Fear and apprehension built in the captive slave. She had been commanded to kneel, naked, with her legs spread wide apart, and wait for her Sultan to punish her, then take her savagely…

Bree clutched the figurine tighter, shivering in spite of the oppressive heat. She took a deep breath and picked up a faint, vaguely familiar scent.

Bree shook her head. It was impossible. There was no way the clay figure could still bear the odor of frankincense after lying buried in the sand for three thousand years. She didn’t know where the fanciful images in her mind were coming from. Nothing about the tiny statue told her it depicted a slave. It could just as easily have been commissioned by one of the temple prostitutes to advertise her charms.

Bree laid the statue down and chose another figurine, this one a male. He was on his knees, sporting a huge phallus. Bree did a quick calculation. Applying a ratio based on the image’s overall body size, the erect penis would be approximately twenty inches long on a live male. She smiled, idly stroking the stiff protrusion. Based on her limited experience, the figurine definitely depicted a mythical being.

The team worked tirelessly, occasionally taking a break for water or one of the dry sandwiches that tasted like tinned mystery meat basted with sand. They all ate sparingly, knowing the Bedouin cook was busy preparing their usual evening feast.

Every night after sundown, the team had been presented with an enormous platter of stewed goat or lamb surrounded by rice and couscous simmered in exotic spices. The meal often included sweet chunks of dates or other tasty morsels they didn’t recognize.

One night, the cook served what he said was a special delicacy alongside chunks of mutton. Owen helped himself to one of the roasted morsels but Jess passed, saying she wanted to take a closer look before trying them. She let out a shriek just as he bit into it, squirting what she later swore was eyeball juice all over the platter.

“Chow time, Doc.”

Bree glanced up in surprise. The tent was empty, except for Alice, who was stuffing her precious site maps in a canvas bag to protect them from the dust storms that sprang up with no warning.

“Where did everyone go?”

“They’ve been back at the dig for hours. You were so lost in studying those figurines, you didn’t even hear them leave. It’s nearly dark. The fire is crackling, and Abdullah has our meal ready. I don’t know about you, but I’m beat. It’s time to knock off for the day.”

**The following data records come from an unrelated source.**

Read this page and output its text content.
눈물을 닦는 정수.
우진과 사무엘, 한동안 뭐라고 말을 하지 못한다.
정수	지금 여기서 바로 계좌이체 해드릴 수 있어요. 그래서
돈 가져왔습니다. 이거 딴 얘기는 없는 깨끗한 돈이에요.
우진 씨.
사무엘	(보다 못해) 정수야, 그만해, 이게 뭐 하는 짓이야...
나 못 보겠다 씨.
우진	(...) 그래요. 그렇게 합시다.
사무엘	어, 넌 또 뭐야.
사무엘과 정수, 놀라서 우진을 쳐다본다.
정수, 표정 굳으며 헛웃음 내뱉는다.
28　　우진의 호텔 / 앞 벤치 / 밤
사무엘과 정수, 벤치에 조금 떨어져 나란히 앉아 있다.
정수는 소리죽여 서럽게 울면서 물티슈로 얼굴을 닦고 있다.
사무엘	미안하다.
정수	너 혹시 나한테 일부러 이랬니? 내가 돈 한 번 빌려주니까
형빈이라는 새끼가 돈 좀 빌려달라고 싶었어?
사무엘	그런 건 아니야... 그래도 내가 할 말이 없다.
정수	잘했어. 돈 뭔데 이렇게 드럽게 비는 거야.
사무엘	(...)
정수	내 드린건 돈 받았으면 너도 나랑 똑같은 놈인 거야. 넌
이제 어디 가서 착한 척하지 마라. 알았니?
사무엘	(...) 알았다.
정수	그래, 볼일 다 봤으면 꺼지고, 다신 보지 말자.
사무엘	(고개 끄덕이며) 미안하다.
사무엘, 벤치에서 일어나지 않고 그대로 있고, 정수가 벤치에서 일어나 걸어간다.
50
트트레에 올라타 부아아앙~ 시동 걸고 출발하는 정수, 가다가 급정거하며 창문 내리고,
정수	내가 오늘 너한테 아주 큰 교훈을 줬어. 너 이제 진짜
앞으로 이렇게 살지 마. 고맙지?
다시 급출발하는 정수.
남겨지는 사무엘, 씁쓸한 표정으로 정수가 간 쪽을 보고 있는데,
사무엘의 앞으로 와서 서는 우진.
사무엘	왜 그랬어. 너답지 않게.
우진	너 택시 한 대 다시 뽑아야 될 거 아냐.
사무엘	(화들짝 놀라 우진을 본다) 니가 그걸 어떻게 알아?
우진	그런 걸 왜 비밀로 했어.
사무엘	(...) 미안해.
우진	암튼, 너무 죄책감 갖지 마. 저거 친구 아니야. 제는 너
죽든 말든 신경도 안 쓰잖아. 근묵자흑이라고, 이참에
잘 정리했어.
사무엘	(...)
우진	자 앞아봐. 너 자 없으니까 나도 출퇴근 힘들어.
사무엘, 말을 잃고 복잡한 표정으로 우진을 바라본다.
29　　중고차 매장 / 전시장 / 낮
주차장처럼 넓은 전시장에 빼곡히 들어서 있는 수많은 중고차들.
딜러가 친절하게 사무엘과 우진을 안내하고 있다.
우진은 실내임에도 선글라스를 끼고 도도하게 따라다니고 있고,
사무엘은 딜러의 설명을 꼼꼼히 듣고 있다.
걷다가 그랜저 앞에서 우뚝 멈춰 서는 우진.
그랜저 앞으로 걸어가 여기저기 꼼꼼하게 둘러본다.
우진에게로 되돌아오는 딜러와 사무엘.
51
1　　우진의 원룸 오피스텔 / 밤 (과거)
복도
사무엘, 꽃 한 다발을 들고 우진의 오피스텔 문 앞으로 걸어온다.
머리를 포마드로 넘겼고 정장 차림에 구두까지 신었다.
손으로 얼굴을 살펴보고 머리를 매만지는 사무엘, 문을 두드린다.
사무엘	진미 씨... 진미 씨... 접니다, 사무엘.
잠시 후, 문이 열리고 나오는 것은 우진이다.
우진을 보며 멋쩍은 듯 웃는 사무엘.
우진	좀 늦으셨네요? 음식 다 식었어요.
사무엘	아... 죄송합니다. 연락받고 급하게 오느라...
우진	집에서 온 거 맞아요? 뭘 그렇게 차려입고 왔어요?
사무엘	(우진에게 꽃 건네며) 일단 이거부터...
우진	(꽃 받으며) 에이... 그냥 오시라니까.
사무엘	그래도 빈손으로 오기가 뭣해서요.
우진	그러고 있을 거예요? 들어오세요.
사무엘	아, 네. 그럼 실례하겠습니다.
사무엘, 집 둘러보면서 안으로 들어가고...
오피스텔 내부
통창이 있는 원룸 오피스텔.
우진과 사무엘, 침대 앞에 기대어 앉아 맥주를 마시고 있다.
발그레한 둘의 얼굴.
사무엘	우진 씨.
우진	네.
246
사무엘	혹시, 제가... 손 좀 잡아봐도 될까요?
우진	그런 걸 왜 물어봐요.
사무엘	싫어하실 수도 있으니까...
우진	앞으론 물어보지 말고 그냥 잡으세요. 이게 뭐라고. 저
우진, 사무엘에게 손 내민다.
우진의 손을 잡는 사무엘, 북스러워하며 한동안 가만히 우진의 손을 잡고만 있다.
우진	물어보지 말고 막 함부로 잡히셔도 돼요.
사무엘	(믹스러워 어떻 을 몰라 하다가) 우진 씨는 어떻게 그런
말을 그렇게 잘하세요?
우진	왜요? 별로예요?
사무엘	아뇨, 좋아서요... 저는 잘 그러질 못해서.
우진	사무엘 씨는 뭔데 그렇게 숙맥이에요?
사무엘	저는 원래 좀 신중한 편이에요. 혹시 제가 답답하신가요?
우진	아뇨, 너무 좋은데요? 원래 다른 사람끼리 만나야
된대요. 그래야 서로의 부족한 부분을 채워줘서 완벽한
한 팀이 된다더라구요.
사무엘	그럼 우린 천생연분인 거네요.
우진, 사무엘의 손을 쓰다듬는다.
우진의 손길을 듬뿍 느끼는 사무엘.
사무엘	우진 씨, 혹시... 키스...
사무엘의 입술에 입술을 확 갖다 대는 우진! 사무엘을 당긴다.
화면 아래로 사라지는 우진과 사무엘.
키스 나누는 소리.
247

Bree stretched her cramped muscles and looked around. Half a dozen statues lay on the tray in front of her, joined together in obscene poses.

“I told Owen to knock it off,” she muttered, annoyed.

Alice stared at her. “Owen didn’t do that. You did.”

“What!”

The young woman looked faintly embarrassed. “You’ve been playing with them for hours,” she said softly. “Rearranging them, talking to yourself, even humming and singing.”

“That’s not funny,” Bree snapped.

“I didn’t think it was funny either,” Alice replied. “In fact, you scared me a little. It was like you were off in some other world.”

“It must have been all that time I spent outside this morning without a break. Maybe I was having hallucinations brought on by dehydration.”